Netflix: Kijktip. Frankrijk heeft Michel Fourniret en een cold casecultuur. Nederland heeft Koos H. en geen cold casecultuur.
De Franse overheid heeft inmiddels gezorgd voor een echte cold casecultuur in het land. De Franse bevolking is over de eigen schaduw gestapt en zijn de fase van naïviteit voorbij: het land heeft namelijk meerdere ernstige seriedelinquenten. Door het inrichten van een centraal overkoepelend cold caseorganisatie met echte cold casespecialisten worden successen behaald door het in beeld brengen van de tijdlijnen van moord- en zedendelinquenten c.q. recidivisten. Een (inmiddels overleden) seriemoordenaar is Michel Fourniret, verantwoordelijk voor een groot aantal meerder- en minderjarige slachtoffers, is er eentje van. Zijn verhaal en dat van zijn betrokken echtgenote is verwerkt tot een Netflix-documentaire: L'Affaire Fourniret : Dans la tête de Monique Olivier.
De documentaire heeft wederom in Frankrijk de aanpak van cold cases en vermiste personen nog verder op de kaart gezet.
Waar Frankrijk Michel Fourniret heeft, zo heeft Nederland de beruchte seriemoordenaar Koos H. Over Koos H. gaan al jaren verhalen dat hij meer dan de drie bekende slachtoffers heeft gemaakt, waarbij zeker Peter R. de Vries zich ingezet heeft voor de zaken rond Koos H. Ook hij is net als Fourniret overleden, waarbij het verschil met Frankrijk dat Nederland niet over een cold casecultuur beschikt. Frankrijk gaat na de dood van een seriemoordenaar door met de onopgeloste zaken en heeft daar een methode voor ontwikkeld. Of de zaak nu verjaard is of niet. Met de huidige digitale en biologische forensische technieken zou het leven van Koos H. in beeld kunnen worden gebracht en nog bestaande stukken van overtuiging uit de actieve periode van nog forensisch getest kunnen worden.
Wat houdt justitie en politie tegen om de aanpak van Frankrijk over te nemen en het leven van Koos H. en andere bekende seriemoordenaars- en verkrachters c.q. aanranders in beeld te brengen? Het antwoord hierop is dat de minister van Justitie en Veiligheid alsmede haar ambtenaren niet bereid zijn om geld, mensen en middelen vrij te maken voor de paar duizend onopgeloste zaken die Nederland kent. De zaken worden ouder en de kans dat nabestaanden zullen sterven zonder ooit te weten te komen wat er met hun geliefden is gebeurd neemt met de dag toe.

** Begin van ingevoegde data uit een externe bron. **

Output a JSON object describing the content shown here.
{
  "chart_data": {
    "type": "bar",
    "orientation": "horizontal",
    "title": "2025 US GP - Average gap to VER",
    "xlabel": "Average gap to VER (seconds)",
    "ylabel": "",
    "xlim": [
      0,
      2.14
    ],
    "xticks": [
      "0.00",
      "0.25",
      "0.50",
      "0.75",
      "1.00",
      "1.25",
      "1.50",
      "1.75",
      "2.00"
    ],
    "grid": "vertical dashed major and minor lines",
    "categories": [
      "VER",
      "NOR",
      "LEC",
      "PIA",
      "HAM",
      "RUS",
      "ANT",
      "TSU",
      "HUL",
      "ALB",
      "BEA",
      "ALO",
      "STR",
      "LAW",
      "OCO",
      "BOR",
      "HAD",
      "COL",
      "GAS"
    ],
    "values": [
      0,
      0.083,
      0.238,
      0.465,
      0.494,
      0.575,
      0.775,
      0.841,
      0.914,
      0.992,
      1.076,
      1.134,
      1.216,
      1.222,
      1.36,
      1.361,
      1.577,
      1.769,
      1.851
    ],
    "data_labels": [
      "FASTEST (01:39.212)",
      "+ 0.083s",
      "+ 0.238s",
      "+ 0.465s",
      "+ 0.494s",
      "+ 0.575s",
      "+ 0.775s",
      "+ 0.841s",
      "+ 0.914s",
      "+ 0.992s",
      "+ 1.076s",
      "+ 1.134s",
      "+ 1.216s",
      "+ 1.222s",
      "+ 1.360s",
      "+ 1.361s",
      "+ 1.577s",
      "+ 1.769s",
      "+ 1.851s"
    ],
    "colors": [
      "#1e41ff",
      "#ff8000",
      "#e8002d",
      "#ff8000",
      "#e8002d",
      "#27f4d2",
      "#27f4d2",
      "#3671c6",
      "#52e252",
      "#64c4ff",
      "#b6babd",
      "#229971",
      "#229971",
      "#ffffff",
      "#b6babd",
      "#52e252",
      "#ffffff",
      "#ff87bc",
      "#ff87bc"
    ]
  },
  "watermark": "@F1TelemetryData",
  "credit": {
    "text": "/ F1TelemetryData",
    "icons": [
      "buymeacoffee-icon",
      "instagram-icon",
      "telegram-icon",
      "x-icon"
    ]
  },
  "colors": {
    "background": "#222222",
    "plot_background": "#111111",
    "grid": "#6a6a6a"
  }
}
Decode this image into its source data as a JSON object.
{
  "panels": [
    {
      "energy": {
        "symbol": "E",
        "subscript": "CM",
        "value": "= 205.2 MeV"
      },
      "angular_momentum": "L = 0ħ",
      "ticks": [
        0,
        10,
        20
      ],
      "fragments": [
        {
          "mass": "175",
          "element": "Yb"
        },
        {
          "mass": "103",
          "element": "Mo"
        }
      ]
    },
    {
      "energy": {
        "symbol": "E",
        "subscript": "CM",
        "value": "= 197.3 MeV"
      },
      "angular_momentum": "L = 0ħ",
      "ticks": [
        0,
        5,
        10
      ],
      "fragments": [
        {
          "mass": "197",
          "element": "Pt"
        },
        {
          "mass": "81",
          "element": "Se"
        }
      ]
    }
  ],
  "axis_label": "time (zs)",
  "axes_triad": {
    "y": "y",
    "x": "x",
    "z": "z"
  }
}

Praktisch is het nagenoeg al onmogelijk omdat het departement, justitie en politie geen totaaloverzicht hebben van de onopgeloste zaken en daarmee ook niet van de gerelateerde stukken van overtuiging na de Tweede Wereldoorlog. Dit terwijl in het buitenland nog steeds cold cases van na 1950 opgelost worden door middel van de inzet van forensische technieken op nog beschikbare stukken van overtuiging.
Wellicht geeft de Franse documentaire en aanpak inspiratie voor de minister, het departement, justitie en de politie en komt er toch nog een landelijke aanpak via een Programma en Taskforce cold cases en vermiste personen. De minister is aan zet.